With this year’s heightened political awareness and ease of early voting and voting by mail, Long Beach is expecting one of the largest voter turnouts seen in recent history.
City Clerk Monique De la Garza said as of Wednesday, 86,246 (nearly one-third) of the 293,918 ballots issued in Long Beach have so far been returned.
The presidential election in 2016 saw 266,963 registered voters with more than 60% of those casting ballots.
De la Garza said she expects record numbers this year given the current political climate. Long Beach is also likely to see a record number of votes by mail due to the coronavirus pandemic.
In the March primary, 66% of the 106,589 ballots were cast by mail, up from 48% in November 2018 and 38% in 2016.
While the majority is voting by mail, De la Garza said she’s still expecting a large number in person on Election Day. As of Wednesday, 188,826 ballots remain outstanding, she said.
“I think many people will chose to vote in person on Tuesday,” she said in an email.
For those planning to vote in person, all Los Angeles County vote centers are following strict health and safety guidelines and the county has also implemented a new Vote Center Wait Time feature so voters can find the centers with the shortest wait time: locator.lavote.net/locations.
While Election Day doesn’t arrive until Tuesday, voting is already well underway, and casting a ballot in person will become a lot easier on Friday, when hundreds of additional vote centers open across Los Angeles and Orange counties.
More than 100 vote centers opened in Los Angeles County last week, with about 650 more set to open Friday.

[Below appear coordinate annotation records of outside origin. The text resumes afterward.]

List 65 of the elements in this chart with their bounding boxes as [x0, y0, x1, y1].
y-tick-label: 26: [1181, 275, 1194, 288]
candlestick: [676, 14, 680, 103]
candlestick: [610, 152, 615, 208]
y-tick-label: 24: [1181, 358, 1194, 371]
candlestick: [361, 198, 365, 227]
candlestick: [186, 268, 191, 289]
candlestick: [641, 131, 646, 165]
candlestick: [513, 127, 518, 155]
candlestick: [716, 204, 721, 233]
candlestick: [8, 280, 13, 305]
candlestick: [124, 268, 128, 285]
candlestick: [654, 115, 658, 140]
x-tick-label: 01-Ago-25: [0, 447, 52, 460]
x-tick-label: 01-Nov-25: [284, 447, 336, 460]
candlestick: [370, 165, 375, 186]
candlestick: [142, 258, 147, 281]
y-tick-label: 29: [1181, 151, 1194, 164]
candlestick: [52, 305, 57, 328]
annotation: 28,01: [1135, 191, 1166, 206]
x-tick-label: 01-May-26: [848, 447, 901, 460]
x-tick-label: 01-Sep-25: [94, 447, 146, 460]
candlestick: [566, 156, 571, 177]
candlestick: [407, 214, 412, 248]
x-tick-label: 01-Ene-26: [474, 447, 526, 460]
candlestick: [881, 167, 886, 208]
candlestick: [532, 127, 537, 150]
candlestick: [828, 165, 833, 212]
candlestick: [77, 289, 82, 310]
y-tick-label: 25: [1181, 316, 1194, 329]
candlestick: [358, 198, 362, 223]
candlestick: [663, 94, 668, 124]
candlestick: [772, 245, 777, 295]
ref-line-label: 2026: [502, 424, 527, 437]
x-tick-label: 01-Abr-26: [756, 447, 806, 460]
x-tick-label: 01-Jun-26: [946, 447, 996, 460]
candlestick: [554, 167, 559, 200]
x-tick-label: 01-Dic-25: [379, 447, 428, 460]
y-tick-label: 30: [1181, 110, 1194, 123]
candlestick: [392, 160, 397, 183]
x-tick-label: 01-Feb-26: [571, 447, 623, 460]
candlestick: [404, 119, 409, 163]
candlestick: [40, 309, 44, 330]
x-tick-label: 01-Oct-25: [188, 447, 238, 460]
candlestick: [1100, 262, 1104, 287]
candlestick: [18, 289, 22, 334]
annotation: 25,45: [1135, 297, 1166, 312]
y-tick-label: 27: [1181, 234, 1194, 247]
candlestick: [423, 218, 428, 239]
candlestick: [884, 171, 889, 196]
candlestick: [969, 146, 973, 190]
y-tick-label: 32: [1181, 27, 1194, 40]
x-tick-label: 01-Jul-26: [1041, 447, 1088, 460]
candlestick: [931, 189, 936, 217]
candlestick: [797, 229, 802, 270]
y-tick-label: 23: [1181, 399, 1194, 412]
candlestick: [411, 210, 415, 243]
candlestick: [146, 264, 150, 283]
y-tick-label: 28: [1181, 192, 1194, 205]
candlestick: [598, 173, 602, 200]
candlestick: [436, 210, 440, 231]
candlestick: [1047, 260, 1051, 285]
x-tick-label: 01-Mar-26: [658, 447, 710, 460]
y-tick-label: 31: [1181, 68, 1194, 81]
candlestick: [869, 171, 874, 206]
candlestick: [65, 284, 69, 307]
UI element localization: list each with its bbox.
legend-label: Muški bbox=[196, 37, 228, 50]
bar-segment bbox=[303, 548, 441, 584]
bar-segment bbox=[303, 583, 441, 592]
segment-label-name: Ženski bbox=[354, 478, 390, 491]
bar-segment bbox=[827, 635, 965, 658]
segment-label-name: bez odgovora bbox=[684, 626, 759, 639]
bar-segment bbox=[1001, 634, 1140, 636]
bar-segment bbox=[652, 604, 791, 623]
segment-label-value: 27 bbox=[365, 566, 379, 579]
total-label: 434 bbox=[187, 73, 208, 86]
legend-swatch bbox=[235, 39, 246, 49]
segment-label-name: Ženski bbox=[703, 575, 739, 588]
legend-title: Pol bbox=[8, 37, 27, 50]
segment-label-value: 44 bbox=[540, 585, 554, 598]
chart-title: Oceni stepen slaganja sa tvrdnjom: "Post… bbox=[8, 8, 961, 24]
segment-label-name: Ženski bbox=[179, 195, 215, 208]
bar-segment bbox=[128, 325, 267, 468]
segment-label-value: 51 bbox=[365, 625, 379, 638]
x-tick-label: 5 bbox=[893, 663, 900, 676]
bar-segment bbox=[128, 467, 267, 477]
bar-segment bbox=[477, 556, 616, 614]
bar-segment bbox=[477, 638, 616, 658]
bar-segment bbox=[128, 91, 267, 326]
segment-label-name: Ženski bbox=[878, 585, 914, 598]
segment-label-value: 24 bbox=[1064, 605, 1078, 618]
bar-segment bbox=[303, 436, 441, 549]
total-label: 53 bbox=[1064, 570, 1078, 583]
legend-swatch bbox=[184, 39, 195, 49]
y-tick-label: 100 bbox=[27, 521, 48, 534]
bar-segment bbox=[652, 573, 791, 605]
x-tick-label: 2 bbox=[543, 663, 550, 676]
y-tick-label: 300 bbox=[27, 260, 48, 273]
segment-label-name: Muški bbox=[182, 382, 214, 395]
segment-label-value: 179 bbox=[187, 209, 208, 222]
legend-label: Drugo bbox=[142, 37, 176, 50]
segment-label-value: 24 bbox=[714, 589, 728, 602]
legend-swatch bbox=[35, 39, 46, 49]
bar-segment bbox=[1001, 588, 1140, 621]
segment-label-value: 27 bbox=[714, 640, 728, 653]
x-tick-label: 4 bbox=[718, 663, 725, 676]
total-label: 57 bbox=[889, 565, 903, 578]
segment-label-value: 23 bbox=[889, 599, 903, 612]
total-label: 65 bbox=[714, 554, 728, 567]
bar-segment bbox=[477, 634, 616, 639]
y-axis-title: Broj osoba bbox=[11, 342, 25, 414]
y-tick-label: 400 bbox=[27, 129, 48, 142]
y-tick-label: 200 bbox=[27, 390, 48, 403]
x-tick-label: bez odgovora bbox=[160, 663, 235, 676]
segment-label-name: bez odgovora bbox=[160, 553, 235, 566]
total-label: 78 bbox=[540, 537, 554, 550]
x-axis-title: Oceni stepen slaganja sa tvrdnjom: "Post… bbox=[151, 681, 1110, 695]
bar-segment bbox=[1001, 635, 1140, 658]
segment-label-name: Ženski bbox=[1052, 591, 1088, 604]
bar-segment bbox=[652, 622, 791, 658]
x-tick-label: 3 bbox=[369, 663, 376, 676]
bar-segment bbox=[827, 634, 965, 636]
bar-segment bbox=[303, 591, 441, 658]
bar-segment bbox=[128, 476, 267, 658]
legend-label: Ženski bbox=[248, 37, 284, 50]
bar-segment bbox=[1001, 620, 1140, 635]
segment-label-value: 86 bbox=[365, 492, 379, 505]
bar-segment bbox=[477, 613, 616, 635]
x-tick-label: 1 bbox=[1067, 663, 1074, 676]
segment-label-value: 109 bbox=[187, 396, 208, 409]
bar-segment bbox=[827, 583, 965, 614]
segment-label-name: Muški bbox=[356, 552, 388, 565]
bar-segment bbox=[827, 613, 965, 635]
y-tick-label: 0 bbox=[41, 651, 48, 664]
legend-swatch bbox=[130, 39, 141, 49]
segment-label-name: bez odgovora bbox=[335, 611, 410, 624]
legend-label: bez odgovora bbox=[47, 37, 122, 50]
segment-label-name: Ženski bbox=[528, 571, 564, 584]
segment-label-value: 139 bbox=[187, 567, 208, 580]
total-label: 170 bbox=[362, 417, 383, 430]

Vote center locations include major event venues, such as Staples Center, SoFi Stadium, the Forum, Dodger Stadium and Banc of California Stadium.
Any registered voter in the county can cast a ballot at any vote center within the county, regardless of the voter’s home address.

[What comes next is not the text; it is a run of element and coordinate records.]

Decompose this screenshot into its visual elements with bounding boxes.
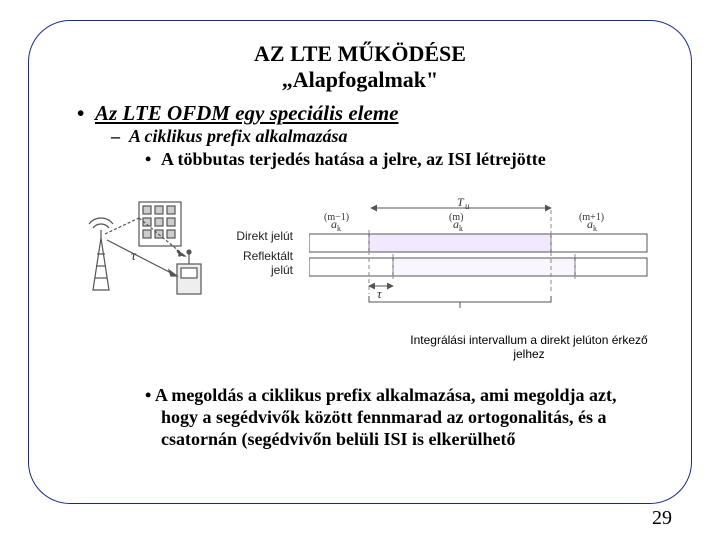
figure-row: τ Direkt jelút Reflektált jelút	[81, 194, 649, 361]
timeline-diagram: T u ak (m−1) ak (m) ak (m+1)	[309, 198, 649, 361]
svg-text:τ: τ	[377, 286, 383, 301]
multipath-diagram: τ	[81, 194, 211, 304]
path-labels: Direkt jelút Reflektált jelút	[227, 230, 293, 277]
reflected-path-label: Reflektált jelút	[227, 250, 293, 278]
bullet-level3: A többutas terjedés hatása a jelre, az I…	[145, 149, 649, 170]
svg-text:(m−1): (m−1)	[324, 212, 349, 223]
svg-text:T: T	[457, 198, 465, 209]
bullet-level2: A ciklikus prefix alkalmazása	[111, 126, 649, 147]
svg-text:(m+1): (m+1)	[579, 212, 604, 223]
svg-text:u: u	[465, 201, 470, 211]
bullet-level1: Az LTE OFDM egy speciális eleme	[77, 101, 649, 126]
svg-text:k: k	[337, 224, 341, 233]
slide-title-1: AZ LTE MŰKÖDÉSE	[71, 41, 649, 67]
slide-title-2: „Alapfogalmak"	[71, 67, 649, 93]
slide-frame: AZ LTE MŰKÖDÉSE „Alapfogalmak" Az LTE OF…	[28, 20, 692, 504]
tau-label: τ	[131, 249, 137, 264]
page-number: 29	[652, 507, 672, 530]
integration-caption: Integrálási intervallum a direkt jelúton…	[409, 333, 649, 361]
svg-text:k: k	[593, 224, 597, 233]
svg-text:(m): (m)	[449, 212, 463, 223]
direct-path-label: Direkt jelút	[227, 230, 293, 244]
solution-paragraph: A megoldás a ciklikus prefix alkalmazása…	[145, 385, 639, 451]
svg-text:k: k	[459, 224, 463, 233]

Residents can either use the voting machines at the center or drop off the mail-in ballots that were sent to every registered voter. The centers will be open every day through the Tuesday election.
The vote center concept replaces the traditional precinct system, which required voters to cast ballots at designated locations on Election Day. Election officials hope the availability of vote centers will encourage people to cast their ballots early, reducing the possibility of long lines at polling places on election night.
The early voting message appears to be having an impact.
According to the Los Angeles County Registrar-Recorder/County Clerk’s Office, nearly 2 million ballots had already been received as of Wednesday, roughly five times the number that were returned by this point in 2016’s presidential election.
– City News Service contributed to this report.